What is the impact of the new shareholder rights legislation being implemented in August, and what are the key changes that will come into force?

On August 3 the EU Shareholder Rights Directive comes into force, aiming to improve corporate governance. It affects all UK companies listed on a regulated market, except AIM. 

Essentially, it will allow shareholders to exercise their voting rights and rights to information more easily - and one objective is that shareholder activism should be both facilitated and encouraged. 

Helen Johnson, partner at law firm CMS Cameron McKenna, says the regulations will require businesses to make only “quite simple changes”. However, she adds: “Generally, companies will be more answerable to shareholders, and this regulation is encouraging these businesses to give shareholders more information.” 

One change is that as from August 3, the minimum shareholding threshold required for shareholders to be able to call a meeting will reduce from 10 per cent to 5 per cent.
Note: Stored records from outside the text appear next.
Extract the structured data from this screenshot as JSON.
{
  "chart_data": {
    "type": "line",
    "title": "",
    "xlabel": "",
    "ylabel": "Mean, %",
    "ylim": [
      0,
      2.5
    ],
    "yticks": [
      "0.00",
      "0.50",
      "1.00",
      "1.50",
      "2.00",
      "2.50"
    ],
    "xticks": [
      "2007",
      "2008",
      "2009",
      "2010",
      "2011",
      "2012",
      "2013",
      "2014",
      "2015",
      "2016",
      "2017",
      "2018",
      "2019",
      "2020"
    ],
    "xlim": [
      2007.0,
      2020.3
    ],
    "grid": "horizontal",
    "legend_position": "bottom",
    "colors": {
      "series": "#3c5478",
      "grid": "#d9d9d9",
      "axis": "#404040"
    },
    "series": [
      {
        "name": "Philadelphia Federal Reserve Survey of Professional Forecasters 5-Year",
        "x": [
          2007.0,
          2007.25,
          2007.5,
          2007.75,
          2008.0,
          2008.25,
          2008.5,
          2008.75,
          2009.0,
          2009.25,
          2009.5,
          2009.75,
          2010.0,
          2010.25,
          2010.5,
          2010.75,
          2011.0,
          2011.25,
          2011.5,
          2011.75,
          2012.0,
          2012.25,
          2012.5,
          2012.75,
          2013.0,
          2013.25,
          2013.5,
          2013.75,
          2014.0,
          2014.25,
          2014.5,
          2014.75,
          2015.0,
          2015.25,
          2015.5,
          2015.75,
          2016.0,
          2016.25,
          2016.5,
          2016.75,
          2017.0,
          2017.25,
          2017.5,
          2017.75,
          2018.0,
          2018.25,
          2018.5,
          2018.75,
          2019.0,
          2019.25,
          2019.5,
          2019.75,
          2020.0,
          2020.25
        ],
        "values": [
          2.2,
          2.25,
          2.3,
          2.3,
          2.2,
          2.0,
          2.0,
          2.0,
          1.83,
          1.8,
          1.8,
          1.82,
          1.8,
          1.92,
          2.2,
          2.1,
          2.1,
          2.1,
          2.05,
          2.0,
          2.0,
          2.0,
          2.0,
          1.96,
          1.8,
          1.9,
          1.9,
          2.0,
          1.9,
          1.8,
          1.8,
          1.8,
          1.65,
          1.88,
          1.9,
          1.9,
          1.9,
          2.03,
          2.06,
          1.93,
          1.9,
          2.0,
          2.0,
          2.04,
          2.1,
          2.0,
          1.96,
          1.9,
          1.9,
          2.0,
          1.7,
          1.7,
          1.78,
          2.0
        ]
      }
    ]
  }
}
Businesses will also be required by law to put information on their websites regarding, for instance, information arising from meetings or any statements put forward by shareholders. It must remain online for at least two years.

In addition, shareholders will have a legal right to ask questions and have them answered at meetings - subject to certain caveats. However, companies do not need to answer if the questions have been answered in a Q&A session on the company’s website. It might therefore be useful for retailers to develop online Q&A sections to allow time to prepare a considered response.